Projenin ticari stratejisi, kurumsal düzeyde depolama hizmetlerine odaklanmaktadır. Bunun nedeni, bir işletmenin verileri bir platformda depolandığında, "veri çekimi" oluşması ve sonrasında hesaplama ve ağ hizmetlerinin de buna bağlı olarak taşınmasıdır. Gerçek ödeme isteği güçlü ve talebi istikrarlı olan kurumsal müşteri grubuna yönelik bu strateji, projenin istikrarlı bir nakit akışı oluşturmasını sağlamaktadır.

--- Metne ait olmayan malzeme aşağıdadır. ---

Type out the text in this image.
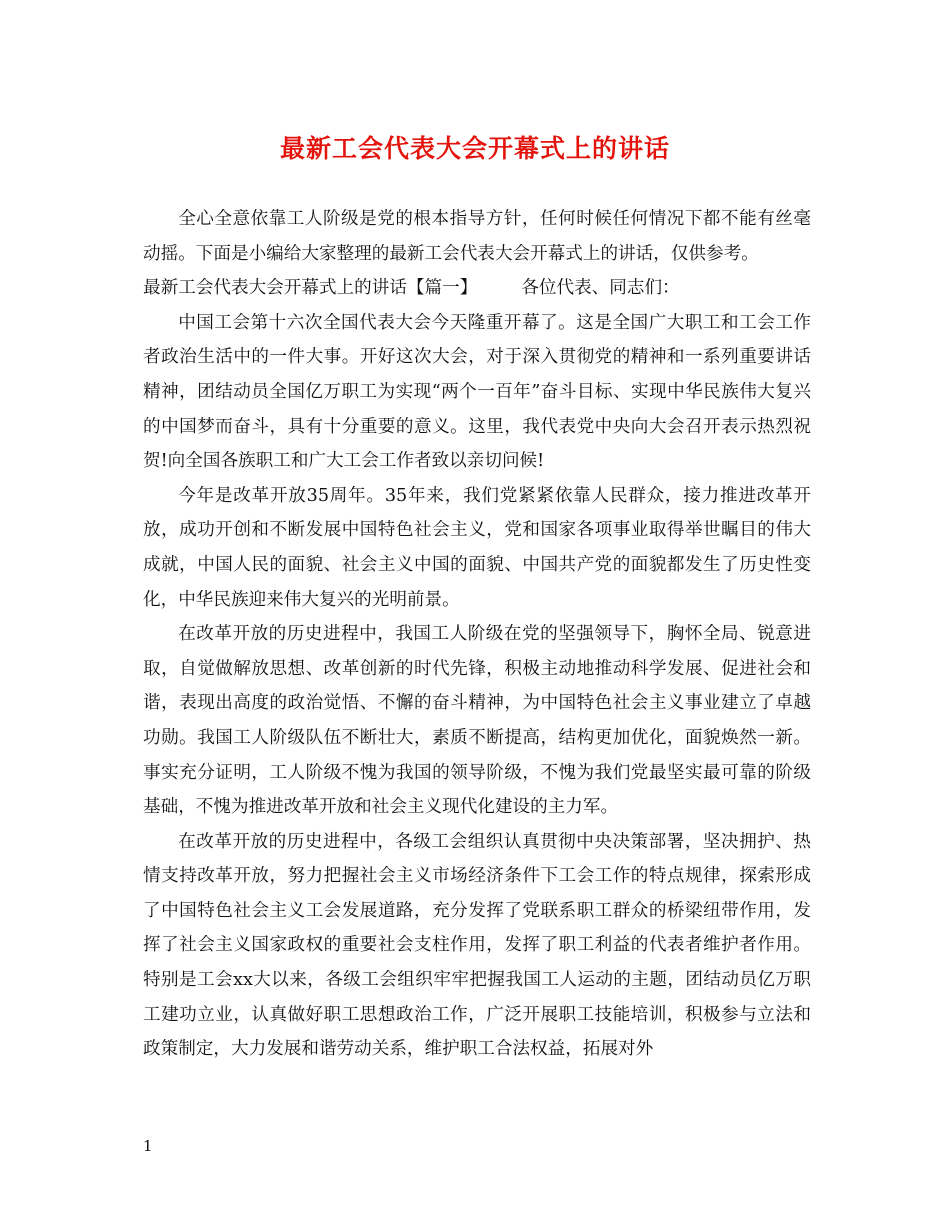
最新工会代表大会开幕式上的讲话

全心全意依靠工人阶级是党的根本指导方针，任何时候任何情况下都不能有丝毫动摇。下面是小编给大家整理的最新工会代表大会开幕式上的讲话，仅供参考。

最新工会代表大会开幕式上的讲话【篇一】	各位代表、同志们：

中国工会第十六次全国代表大会今天隆重开幕了。这是全国广大职工和工会工作者政治生活中的一件大事。开好这次大会，对于深入贯彻党的精神和一系列重要讲话精神，团结动员全国亿万职工为实现“两个一百年”奋斗目标、实现中华民族伟大复兴的中国梦而奋斗，具有十分重要的意义。这里，我代表党中央向大会召开表示热烈祝贺!向全国各族职工和广大工会工作者致以亲切问候!

今年是改革开放35周年。35年来，我们党紧紧依靠人民群众，接力推进改革开放，成功开创和不断发展中国特色社会主义，党和国家各项事业取得举世瞩目的伟大成就，中国人民的面貌、社会主义中国的面貌、中国共产党的面貌都发生了历史性变化，中华民族迎来伟大复兴的光明前景。

在改革开放的历史进程中，我国工人阶级在党的坚强领导下，胸怀全局、锐意进取，自觉做解放思想、改革创新的时代先锋，积极主动地推动科学发展、促进社会和谐，表现出高度的政治觉悟、不懈的奋斗精神，为中国特色社会主义事业建立了卓越功勋。我国工人阶级队伍不断壮大，素质不断提高，结构更加优化，面貌焕然一新。事实充分证明，工人阶级不愧为我国的领导阶级，不愧为我们党最坚实最可靠的阶级基础，不愧为推进改革开放和社会主义现代化建设的主力军。

在改革开放的历史进程中，各级工会组织认真贯彻中央决策部署，坚决拥护、热情支持改革开放，努力把握社会主义市场经济条件下工会工作的特点规律，探索形成了中国特色社会主义工会发展道路，充分发挥了党联系职工群众的桥梁纽带作用，发挥了社会主义国家政权的重要社会支柱作用，发挥了职工利益的代表者维护者作用。特别是工会xx大以来，各级工会组织牢牢把握我国工人运动的主题，团结动员亿万职工建功立业，认真做好职工思想政治工作，广泛开展职工技能培训，积极参与立法和政策制定，大力发展和谐劳动关系，维护职工合法权益，拓展对外

1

Projenin token ekonomi modeli, ticari mantığıyla yüksek derecede uyumlu.
Bu tasarım, tokenlerin ağın "kanı" olmasını sağlamakta ve spekülatif bir araç olmaktan ziyade, değerinin gerçek iş ölçeğinden kaynaklandığını göstermektedir.
Proje ekibi güçlü bir geçmişe sahip, kurucu ortaklarından biri bir oyun şirketi kurmuş ve bu şirketi dolaylı olarak NASDAQ'a listelemiştir. Ana üyeler oyun ve bulut depolama alanında oldukça deneyimlidir, baş teknoloji sorumlusunun ayrıca depolama ile ilgili patentleri bulunmaktadır. Proje 18 milyon dolar yatırım almıştır ve yatırımcılar Web3 ile geleneksel alanları kapsamaktadır.
Piyasa tahminlerine göre, küresel bulut altyapı pazarının yıllık geliri yaklaşık 313 milyar dolar, 2034 yılına kadar 837.97 milyar dolara ulaşması bekleniyor. Bu projenin hedefi "Web3'ün AWS'si" olmak; pazarın sadece küçük bir kısmını elde etse bile ticari fırsatlar oldukça kayda değer.
Bu proje, Web3 teknolojisinin kurumsal IT sistemlerine sızmasının ön cephesi olarak öne çıkıyor. Web2 ve Web3'ün avantajlarını birleştirerek, blockchain teknolojisinin kurumsal düzeydeki uygulamaları için daha pratik ve uygulanabilir bir yol açıyor.